Brausch Niemann
- Born: 7 January 1939 (age 87) Durban, South Africa

Formula One World Championship career
- Nationality: South African
- Active years: 1963, 1965
- Teams: non-works Lotus
- Entries: 2 (1 start)
- Championships: 0
- Wins: 0
- Podiums: 0
- Career points: 0
- Pole positions: 0
- Fastest laps: 0
- First entry: 1963 South African Grand Prix
- Last entry: 1965 South African Grand Prix

= Brausch Niemann =

South African racing driver (born 1939)

Ambraüsus "Brausch" Niemann (born 7 January 1939) is a former racing driver from South Africa. He participated in two Formula One World Championship Grands Prix in 1963 and 1965, both in his home country, driving a privately entered Lotus. He managed to qualify for the first of these, finishing 14th and scoring no championship points.
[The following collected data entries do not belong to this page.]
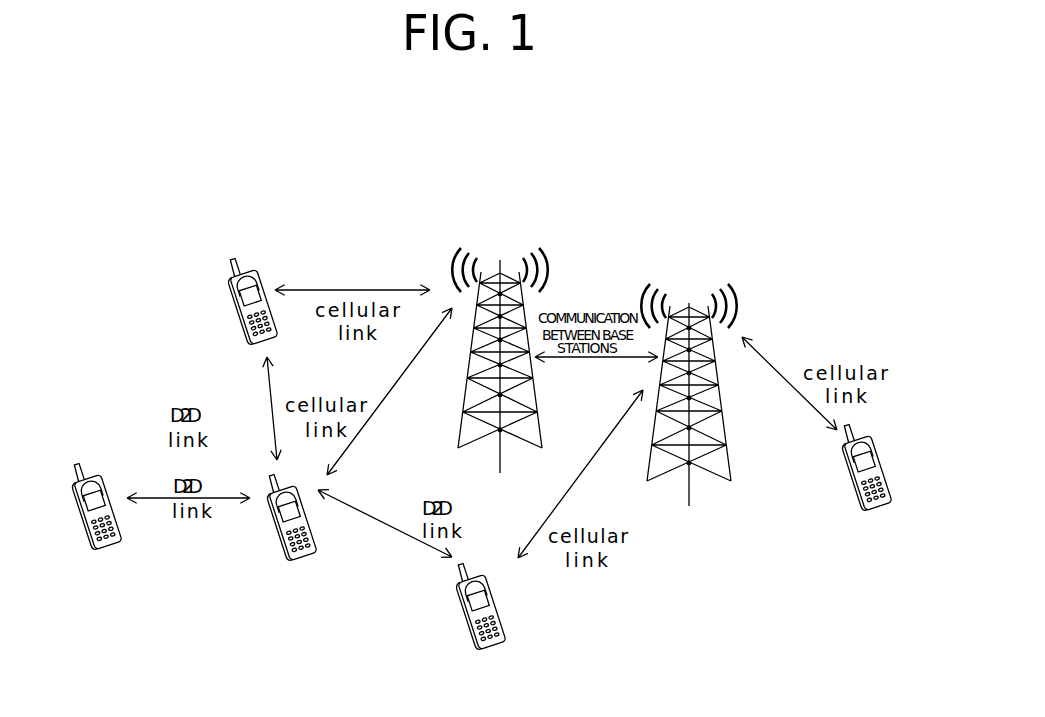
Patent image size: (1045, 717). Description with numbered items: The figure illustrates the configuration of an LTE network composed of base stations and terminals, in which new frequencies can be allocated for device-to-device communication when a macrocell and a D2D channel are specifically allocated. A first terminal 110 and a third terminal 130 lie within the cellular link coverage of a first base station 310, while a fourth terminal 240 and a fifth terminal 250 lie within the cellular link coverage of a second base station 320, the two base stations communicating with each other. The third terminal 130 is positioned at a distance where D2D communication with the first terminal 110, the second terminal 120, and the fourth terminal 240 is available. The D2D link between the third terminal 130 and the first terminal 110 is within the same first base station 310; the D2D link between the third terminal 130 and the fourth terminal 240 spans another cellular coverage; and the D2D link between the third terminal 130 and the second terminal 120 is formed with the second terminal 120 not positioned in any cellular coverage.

The first terminal 110 is at (238, 316).
The second terminal 120 is at (112, 545).
The third terminal 130 is at (305, 553).
The fourth terminal 240 is at (500, 640).
The fifth terminal 250 is at (845, 487).
The first base station 310 is at (500, 262).
The second base station 320 is at (689, 303).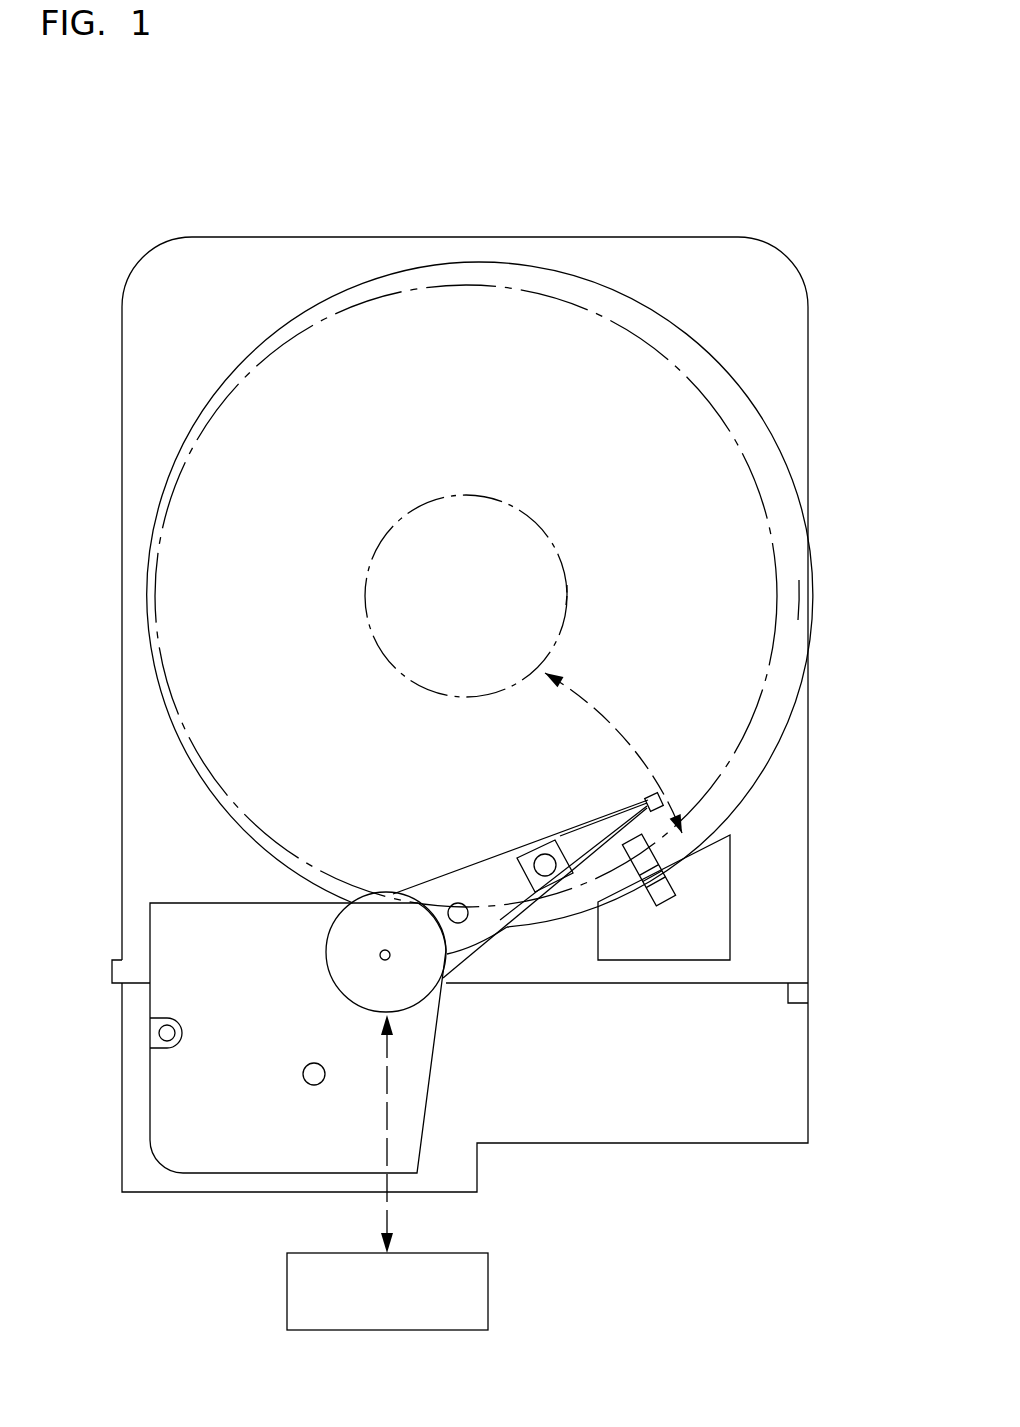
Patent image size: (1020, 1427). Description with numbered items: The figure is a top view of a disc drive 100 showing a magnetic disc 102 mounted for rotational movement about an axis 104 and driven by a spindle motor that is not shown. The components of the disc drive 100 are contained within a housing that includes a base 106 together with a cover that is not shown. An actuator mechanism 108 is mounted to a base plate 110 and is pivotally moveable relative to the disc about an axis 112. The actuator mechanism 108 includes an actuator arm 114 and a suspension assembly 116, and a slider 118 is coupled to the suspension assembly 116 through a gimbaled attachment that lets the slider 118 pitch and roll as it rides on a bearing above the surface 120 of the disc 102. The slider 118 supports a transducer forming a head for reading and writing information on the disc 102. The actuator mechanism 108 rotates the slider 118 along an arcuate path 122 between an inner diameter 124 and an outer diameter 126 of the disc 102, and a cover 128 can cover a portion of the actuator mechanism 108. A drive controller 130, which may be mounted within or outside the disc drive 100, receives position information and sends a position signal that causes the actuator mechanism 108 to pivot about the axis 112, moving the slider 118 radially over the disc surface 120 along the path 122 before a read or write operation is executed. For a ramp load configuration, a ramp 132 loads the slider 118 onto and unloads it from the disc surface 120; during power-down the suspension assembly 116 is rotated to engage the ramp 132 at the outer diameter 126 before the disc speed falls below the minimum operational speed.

After success in Formula Junior in the mid-1960s, Niemann switched to enduro motor cycle racing, winning the South African championship in 1979.

==Racing record==

===Complete Formula One World Championship results===
(key)

| Year | Entrant | Chassis | Engine | 1 | 2 | 3 | 4 | 5 | 6 | 7 | 8 | 9 | 10 | WDC | Points |
|---|---|---|---|---|---|---|---|---|---|---|---|---|---|---|---|
| 1963 | Ted Lanfear | Lotus 22 | Ford Straight-4 | MON | BEL | NED | FRA | GBR | GER | ITA | USA | MEX | RSA 14 | NC | 0 |
| 1965 | Ted Lanfear | Lotus 22 | Ford Straight-4 | RSA DNQ | MON | BEL | FRA | GBR | NED | GER | ITA | USA | MEX | NC | 0 |

===Complete British Saloon Car Championship results===
(key) (Races in bold indicate pole position; races in italics indicate fastest lap.)

| Year | Team | Car | Class | 1 | 2 | 3 | 4 | 5 | 6 | 7 | 8 | DC | Pts | Class |
| 1964 | John Willment Automobiles | Ford Cortina Lotus | B | SNE | GOO | OUL | AIN | SIL | CRY 6† | BRH | OUL | NC | 0 | NC |
Source:

† Events with 2 races staged for the different classes.